Take colors for example. There are only so many ways one can represent colors in markup. You can have an RGB value encoded as triplets where red= (255,0,0). Or you can have a hexadecimal integer encoded as RRGGBB, where red=FF0000. You can do it W3C style, like CSS or XSL-FO with a hash mark in front, like #FF0000″. There are variations on this, adding an alpha channel, using a different color model, etc. These are all reasonable engineering choices, and no one would fault a standard for choosing any one of them, even if the choice happens to match what a particular application does. They are all reasonable choices.
The final arbiter is engineering judgment. Making a capricious choice, merely because a particular application made that same choice, in spite of contrary engineering judgment, this would be a bad thing.

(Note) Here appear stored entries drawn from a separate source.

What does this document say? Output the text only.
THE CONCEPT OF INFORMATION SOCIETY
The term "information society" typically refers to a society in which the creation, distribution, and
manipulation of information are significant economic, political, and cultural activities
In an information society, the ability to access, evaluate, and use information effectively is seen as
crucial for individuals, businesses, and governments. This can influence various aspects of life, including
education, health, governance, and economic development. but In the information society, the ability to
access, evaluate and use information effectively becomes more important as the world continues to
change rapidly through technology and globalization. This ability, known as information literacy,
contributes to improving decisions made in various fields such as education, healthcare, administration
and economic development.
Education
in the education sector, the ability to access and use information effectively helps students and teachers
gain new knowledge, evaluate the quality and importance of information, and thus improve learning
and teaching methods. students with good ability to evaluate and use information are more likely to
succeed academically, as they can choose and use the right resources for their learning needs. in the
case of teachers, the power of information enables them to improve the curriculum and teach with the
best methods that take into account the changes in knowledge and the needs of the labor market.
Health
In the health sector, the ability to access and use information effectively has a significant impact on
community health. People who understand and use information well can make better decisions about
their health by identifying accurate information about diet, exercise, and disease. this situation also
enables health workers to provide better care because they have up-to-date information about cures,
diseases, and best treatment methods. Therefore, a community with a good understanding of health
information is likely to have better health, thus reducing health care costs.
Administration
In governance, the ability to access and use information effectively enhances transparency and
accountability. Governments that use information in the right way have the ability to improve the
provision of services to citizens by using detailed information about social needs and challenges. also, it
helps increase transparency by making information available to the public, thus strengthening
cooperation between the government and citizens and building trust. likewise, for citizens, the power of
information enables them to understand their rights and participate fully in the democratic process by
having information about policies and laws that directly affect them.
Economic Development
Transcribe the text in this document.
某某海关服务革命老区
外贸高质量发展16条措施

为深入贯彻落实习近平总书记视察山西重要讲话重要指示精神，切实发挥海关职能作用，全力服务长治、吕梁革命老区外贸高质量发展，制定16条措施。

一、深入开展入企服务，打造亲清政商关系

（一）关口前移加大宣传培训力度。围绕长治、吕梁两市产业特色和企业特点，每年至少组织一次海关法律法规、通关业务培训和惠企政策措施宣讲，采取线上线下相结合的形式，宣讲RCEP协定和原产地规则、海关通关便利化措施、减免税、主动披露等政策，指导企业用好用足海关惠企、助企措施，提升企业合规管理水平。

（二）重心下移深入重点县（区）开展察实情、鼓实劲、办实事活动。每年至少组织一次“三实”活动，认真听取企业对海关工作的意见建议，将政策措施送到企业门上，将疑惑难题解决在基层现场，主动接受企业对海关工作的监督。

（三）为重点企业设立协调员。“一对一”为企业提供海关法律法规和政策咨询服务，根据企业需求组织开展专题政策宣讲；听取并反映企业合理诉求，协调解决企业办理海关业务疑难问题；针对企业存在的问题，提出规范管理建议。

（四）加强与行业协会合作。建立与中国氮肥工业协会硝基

With this in mind, let’s take a look at how OOXML and ODF represent a staple of document formats: text color and alignment. I created six documents: word processor, spreadsheet and presentation graphics, in OOXML and ODF formats. In each case I entered one simple string “This is red text”. In each case I made the word “red” red, and right aligned the entire string. The following table shows the representation of this formatting instruction in OOXML and ODF, for each of the three application types:
Format | Text Color | Text Alignment |
---|---|---|
OOXML Text | <w:color w:val=”FF0000″/> | <w:jc w:val=”right”/> |
OOXML Sheet | <color rgb=”FFFF0000″/> | <alignment horizontal=”right”/> |
OOXML Presentation | <a:srgbClr val=”FF0000″/> | <a:pPr algn=”r”/> |
ODF Text | <style:text-properties fo:color=”#FF0000″/> | <style:paragraph-properties fo:text-align=”end” /> |
ODF Sheet | <style:text-properties fo:color=”#FF0000″/> | <style:paragraph-properties fo:text-align=”end”/> |
ODF Presentation | <style:text-properties fo:color=”#FF0000″/> | <style:paragraph-properties fo:text-align=”end”/> |
The results speak for themselves.
What is the engineering justification for this horror? I have no doubt that this accurately reflects the internals of Microsoft Office, and shows how these three applications have been developed by three different, isolated teams. But is this a suitable foundation for an International Standard? Does this represent a reasonable engineering judgment? ODF uses the W3C’s XSL-FO vocabulary for text styling, and uses this vocabulary consistently. OOXML’s representation, on the other hand, appear incompatible with any deliberate design methodology.
I fear that before we can tackle harmonization of ODF and OOXML, we will first need to harmonize OOXML with itself!